Both parabola and circle are located on the positive semi-axis of X (that is, x≥0) and are symmetrical about X, so only the minimum area of △PBC formed by the intersection of the tangent of the moving point P on the first quadrant parabola and the circle O at point B and point C is needed.

Let the moving point coordinate P(x,

Y), two straight lines tangent to the circle intersect the Y axis at B(0,

B) and C(0,

C) Point, where the straight lines PB and PC are tangent to points A and D respectively, there are ⊙A⊥PB, ⊙D⊥PC, |⊙A|=|⊙D|=|⊙o|= 1.

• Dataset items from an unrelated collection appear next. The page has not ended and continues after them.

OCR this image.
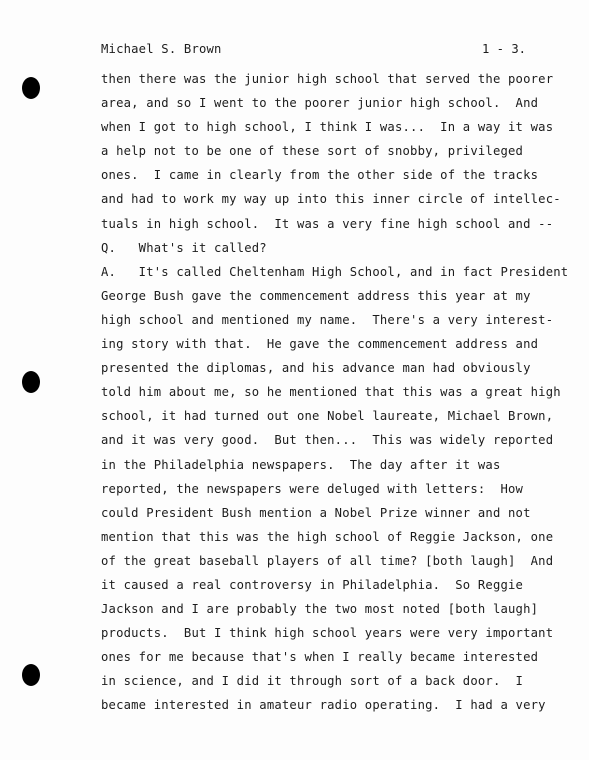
Michael S. Brown	1 - 3.
then there was the junior high school that served the poorer
area, and so I went to the poorer junior high school.  And
when I got to high school, I think I was...  In a way it was
a help not to be one of these sort of snobby, privileged
ones.  I came in clearly from the other side of the tracks
and had to work my way up into this inner circle of intellec-
tuals in high school.  It was a very fine high school and --
Q.   What's it called?
A.   It's called Cheltenham High School, and in fact President
George Bush gave the commencement address this year at my
high school and mentioned my name.  There's a very interest-
ing story with that.  He gave the commencement address and
presented the diplomas, and his advance man had obviously
told him about me, so he mentioned that this was a great high
school, it had turned out one Nobel laureate, Michael Brown,
and it was very good.  But then...  This was widely reported
in the Philadelphia newspapers.  The day after it was
reported, the newspapers were deluged with letters:  How
could President Bush mention a Nobel Prize winner and not
mention that this was the high school of Reggie Jackson, one
of the great baseball players of all time? [both laugh]  And
it caused a real controversy in Philadelphia.  So Reggie
Jackson and I are probably the two most noted [both laugh]
products.  But I think high school years were very important
ones for me because that's when I really became interested
in science, and I did it through sort of a back door.  I
became interested in amateur radio operating.  I had a very
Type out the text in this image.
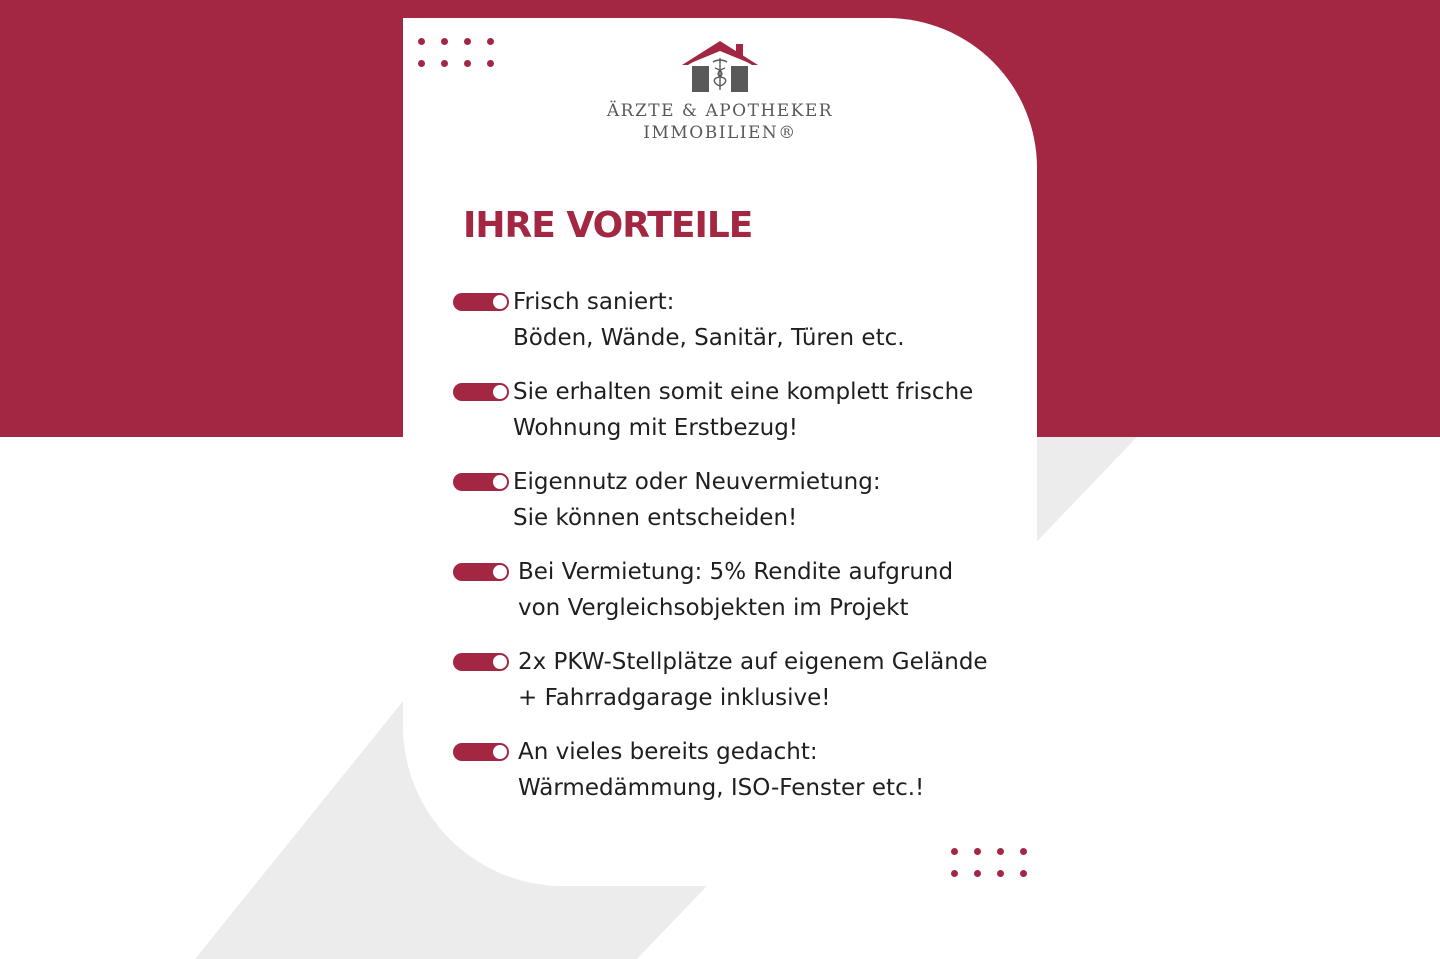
ÄRZTE & APOTHEKER
IMMOBILIEN®
IHRE VORTEILE
Frisch saniert:
Böden, Wände, Sanitär, Türen etc.
Sie erhalten somit eine komplett frische
Wohnung mit Erstbezug!
Eigennutz oder Neuvermietung:
Sie können entscheiden!
Bei Vermietung: 5% Rendite aufgrund
von Vergleichsobjekten im Projekt
2x PKW-Stellplätze auf eigenem Gelände
+ Fahrradgarage inklusive!
An vieles bereits gedacht:
Wärmedämmung, ISO-Fenster etc.!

△⊙oB=△⊙AB,△⊙DP=△⊙AP,△⊙oC=△⊙DC

(All right triangles)

Therefore, the area of △PBC is S=2(△⊙AB area +△⊙AP area +△⊙DC area).

but

2△⊙AP area = |⊙ a ||| AP | = | AP |

2δ⊙AB area = |⊙ A ||| AB | = | AB |

The area of 2 △⊙DC = |⊙ O ||| OC | = | OC |

therefore

S=|AB|+|AP|+|oC|=|PB|+|oC|

You can get the coordinates of tangents A and D, and then get the coordinates of points B and C (related to the coordinates of point P), so as to get the values of |PB| and |oC|, and then get the minimum value of S.

The derivation is complicated, please solve the problem yourself.